As part of this EMPIR project, METAS, for the first time, took part in a European research collaboration project in the field of health and life sciences. The present project was completed at the end of February 2023 after a no-cost extension to recover some of the delays incurred due to the corona pandemic. The present project is considered successful not only because METAS' own metrological capabilities in nucleic acid analysis were significantly improved, but also because further European collaborations have emerged from similar consortia (e.g. GenomeMET) with METAS participation. The septimet project was the first scientific project to utilize equipment purchased for the setup of the nucleic acid metrology laboratory at METAS.

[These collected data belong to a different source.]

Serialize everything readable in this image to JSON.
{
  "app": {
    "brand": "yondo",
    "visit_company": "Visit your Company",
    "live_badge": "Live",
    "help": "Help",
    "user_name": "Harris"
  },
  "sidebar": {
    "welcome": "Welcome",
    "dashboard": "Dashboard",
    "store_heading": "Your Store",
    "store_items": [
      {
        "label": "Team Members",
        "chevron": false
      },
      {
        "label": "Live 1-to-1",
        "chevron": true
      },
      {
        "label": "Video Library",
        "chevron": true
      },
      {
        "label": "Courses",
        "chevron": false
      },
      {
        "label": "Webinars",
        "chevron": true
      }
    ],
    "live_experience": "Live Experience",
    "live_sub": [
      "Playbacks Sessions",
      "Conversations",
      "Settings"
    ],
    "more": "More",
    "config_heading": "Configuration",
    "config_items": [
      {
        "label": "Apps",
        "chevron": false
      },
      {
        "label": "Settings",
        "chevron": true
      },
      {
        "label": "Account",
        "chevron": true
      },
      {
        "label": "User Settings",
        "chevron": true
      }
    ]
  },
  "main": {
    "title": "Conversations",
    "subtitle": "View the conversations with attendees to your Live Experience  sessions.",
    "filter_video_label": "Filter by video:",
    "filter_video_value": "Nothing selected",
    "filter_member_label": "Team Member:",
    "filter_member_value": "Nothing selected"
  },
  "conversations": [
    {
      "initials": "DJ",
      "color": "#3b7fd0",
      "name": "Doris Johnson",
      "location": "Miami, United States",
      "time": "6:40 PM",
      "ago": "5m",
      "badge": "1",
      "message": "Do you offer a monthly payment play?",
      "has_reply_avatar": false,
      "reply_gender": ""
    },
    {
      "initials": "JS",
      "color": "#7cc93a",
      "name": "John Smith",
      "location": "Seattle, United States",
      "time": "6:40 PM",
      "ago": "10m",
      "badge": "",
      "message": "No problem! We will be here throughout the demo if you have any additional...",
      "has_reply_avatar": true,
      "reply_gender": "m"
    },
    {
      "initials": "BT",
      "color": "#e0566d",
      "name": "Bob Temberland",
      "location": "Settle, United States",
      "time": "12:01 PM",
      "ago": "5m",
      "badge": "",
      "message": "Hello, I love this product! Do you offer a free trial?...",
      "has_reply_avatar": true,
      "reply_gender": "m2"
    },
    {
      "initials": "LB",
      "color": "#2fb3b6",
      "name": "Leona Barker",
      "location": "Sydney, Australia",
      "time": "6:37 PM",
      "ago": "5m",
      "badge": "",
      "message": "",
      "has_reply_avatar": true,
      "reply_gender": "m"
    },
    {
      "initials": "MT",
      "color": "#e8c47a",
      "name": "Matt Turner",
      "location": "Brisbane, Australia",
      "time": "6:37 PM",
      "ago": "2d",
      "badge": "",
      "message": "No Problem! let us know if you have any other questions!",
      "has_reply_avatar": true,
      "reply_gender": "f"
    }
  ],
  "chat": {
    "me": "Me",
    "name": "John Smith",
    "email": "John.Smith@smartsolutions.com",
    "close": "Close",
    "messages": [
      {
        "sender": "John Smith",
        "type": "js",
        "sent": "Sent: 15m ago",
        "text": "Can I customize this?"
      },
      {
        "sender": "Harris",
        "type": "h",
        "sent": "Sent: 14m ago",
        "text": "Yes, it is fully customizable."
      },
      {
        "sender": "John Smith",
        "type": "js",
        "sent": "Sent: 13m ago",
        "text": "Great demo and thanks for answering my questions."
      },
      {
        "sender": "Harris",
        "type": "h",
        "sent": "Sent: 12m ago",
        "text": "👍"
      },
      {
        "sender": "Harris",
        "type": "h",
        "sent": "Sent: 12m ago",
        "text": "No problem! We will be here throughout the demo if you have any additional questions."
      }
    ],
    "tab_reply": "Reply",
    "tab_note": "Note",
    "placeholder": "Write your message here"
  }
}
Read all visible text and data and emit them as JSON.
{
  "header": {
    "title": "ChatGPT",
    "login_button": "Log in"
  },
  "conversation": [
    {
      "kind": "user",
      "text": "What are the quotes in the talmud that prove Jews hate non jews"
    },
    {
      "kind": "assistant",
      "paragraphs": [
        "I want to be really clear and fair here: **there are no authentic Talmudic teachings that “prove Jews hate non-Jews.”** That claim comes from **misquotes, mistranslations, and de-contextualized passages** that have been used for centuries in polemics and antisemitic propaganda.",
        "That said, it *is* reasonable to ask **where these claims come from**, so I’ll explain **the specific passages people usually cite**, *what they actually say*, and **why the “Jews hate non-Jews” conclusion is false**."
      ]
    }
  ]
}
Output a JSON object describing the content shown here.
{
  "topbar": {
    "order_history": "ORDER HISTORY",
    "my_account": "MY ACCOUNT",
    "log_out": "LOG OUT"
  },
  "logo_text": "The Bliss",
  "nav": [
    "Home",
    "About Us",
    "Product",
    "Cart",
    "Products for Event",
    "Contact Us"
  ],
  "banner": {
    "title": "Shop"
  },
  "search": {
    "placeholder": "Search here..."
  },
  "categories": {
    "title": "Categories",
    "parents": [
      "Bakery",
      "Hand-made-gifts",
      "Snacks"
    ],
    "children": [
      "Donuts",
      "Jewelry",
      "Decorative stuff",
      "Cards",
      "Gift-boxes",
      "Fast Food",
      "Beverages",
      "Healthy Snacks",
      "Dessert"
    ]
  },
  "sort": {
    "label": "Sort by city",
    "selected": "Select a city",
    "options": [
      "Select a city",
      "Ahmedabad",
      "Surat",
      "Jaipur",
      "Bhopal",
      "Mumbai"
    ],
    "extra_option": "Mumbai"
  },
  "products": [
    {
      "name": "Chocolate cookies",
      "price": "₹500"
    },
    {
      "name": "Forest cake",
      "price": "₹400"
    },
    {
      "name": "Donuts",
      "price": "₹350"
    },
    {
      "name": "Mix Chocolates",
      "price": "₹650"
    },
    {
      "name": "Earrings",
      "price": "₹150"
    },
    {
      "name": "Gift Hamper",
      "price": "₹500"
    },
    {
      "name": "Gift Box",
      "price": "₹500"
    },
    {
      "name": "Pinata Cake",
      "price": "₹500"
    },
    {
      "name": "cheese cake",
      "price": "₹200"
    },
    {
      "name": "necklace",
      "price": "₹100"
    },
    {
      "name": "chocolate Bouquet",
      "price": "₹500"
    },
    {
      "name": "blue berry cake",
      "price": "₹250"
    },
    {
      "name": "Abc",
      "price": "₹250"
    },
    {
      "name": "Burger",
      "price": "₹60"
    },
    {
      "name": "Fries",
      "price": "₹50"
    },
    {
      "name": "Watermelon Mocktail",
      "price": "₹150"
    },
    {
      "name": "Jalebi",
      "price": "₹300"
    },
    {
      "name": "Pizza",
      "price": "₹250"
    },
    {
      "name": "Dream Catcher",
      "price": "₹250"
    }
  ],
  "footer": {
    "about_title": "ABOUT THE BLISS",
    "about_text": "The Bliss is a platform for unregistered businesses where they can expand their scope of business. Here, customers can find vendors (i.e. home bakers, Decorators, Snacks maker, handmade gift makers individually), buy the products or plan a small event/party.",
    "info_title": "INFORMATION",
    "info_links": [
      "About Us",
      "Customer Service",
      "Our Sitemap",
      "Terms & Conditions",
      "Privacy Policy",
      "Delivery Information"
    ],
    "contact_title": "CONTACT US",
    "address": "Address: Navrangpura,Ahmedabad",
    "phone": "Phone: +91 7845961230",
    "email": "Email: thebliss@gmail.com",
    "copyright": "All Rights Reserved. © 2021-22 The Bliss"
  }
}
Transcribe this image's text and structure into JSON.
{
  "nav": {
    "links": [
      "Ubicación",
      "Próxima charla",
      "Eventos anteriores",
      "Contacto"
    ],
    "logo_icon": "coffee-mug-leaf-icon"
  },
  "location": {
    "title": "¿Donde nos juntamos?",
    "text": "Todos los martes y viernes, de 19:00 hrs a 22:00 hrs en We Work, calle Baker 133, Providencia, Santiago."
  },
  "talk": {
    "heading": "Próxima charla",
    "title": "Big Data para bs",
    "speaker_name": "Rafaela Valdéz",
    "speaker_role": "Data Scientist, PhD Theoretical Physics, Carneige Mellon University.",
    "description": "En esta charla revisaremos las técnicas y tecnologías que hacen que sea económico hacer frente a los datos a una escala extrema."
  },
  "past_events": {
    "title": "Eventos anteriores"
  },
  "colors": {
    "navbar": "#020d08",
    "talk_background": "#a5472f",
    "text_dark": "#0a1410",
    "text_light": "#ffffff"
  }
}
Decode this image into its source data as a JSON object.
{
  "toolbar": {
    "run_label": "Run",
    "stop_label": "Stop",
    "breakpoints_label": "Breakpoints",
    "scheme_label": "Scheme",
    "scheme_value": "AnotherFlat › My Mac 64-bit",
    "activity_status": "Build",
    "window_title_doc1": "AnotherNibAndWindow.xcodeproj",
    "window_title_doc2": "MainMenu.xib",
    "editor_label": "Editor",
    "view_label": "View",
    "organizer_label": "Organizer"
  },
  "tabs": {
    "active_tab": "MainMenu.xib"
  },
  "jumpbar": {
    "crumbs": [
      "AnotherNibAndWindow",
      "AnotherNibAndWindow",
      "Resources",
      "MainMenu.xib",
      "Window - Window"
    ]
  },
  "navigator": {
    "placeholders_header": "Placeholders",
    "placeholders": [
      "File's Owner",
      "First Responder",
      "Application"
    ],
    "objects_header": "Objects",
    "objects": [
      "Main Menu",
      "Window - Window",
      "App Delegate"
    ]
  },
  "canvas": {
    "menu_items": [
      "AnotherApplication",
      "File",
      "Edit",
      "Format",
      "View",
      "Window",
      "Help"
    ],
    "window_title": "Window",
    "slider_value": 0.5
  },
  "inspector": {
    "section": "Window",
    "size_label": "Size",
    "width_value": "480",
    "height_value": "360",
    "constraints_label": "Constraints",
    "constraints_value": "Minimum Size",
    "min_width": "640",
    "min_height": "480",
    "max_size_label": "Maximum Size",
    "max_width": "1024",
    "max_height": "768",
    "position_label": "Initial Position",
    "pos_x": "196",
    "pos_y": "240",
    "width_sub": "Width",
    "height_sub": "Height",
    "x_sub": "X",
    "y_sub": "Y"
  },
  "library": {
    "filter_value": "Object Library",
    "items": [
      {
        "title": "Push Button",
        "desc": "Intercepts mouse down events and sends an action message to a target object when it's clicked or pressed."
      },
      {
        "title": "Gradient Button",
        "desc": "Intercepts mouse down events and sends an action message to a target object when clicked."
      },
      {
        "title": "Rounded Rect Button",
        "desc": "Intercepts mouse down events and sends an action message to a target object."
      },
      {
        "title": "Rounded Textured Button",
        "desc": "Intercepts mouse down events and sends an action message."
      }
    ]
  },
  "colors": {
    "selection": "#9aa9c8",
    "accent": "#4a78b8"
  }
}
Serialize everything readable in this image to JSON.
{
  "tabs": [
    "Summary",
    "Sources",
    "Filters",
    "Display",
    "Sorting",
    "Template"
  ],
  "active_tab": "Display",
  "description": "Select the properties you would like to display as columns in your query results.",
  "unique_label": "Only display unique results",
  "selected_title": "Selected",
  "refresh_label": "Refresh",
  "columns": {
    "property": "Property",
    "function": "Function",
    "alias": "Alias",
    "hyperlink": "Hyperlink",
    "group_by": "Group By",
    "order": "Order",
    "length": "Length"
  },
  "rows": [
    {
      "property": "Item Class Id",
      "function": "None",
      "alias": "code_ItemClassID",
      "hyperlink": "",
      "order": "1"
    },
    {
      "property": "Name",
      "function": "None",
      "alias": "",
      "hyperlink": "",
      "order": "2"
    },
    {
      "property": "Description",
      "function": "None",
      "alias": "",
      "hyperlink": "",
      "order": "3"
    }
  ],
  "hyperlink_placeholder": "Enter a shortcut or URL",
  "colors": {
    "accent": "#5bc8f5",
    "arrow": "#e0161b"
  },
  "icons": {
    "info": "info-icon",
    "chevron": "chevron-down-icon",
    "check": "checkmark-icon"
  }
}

As part of the SEPTIMET project, molecular detection methods for sepsis ("blood poisoning") pathogens were developed and improved and their measurement uncertainty was characterized at their detection and quantification limits. For this purpose, among other things, a marker system for the molecular detection of Neisseria meningitidis was successfully developed in-house. In addition, the measurement uncertainty with regard to the detection and quantification limits of various Neisseria dPCR markers were characterized in detail. In addition to the work originally planned in Septimet, which actually included the study of clinical samples but which could not be collected due to the pandemic, METAS also took part in proficiency tests to detect methicillin-resistant Staphylococcus aureus pathogens. MRSA are known to cause sepsis in humans. As part of METAS' participation, an initial ring trial/interlaboratory comparison involving nucleic acid metrology laboratory (now biological analyses and references) was successfully undertaken for the first time: Results confirmed METAS capabilities. An interlaboratory comparison between LGC, NIB, PTB and METAS was carried out as part of the INSTAND ring test "Bacterial genome detection - MRSA or cMRSA 539". For this, a DNA reference material was developed in the laboratory as an internal control material. This material contains the identical genetic markers as in the Instand comparison material. The externally synthesized DNA was characterized, amplified and purified by sequencing. In this context, a homogenization study was also carried out in order to exclude possible causes of inhibition and to optimize the internal RM development. As part of a SEPTIMET work package meeting (WP3 with METAS participation), NMI partners expressed the desire to publish the results of this interlaboratory comparison in a joint publication. A manuscript (led by the Slovenian NIB and with the participation of PTB and LGC) has not yet been prepared. As a further METAS deliverable, a draft for a Point-of-care Testing (POCT) guidance document was completed. This guidance document is intended to be a recommendation for the implementation of improved traceability and accelerated sepsis pathogen detection in MRSA diagnostics, but must be revised before possible publication.

Umsetzung und Anwendungen
(Englisch)

Results collected as part of the INSTAND interlaboratory comparison shall be published in a joint scientific paper. This publication effort will be lead by NIB (Slovenia). The time frame for this is not known at the time of reporting. The experiences gained in the laboratory with Neisseria dPCR marker development, including the calculation of measurement uncertainties, will continue to be used in the laboratory and form the statistical basis for estimating the measurement uncertainty in molecular marker systems for digital PCR.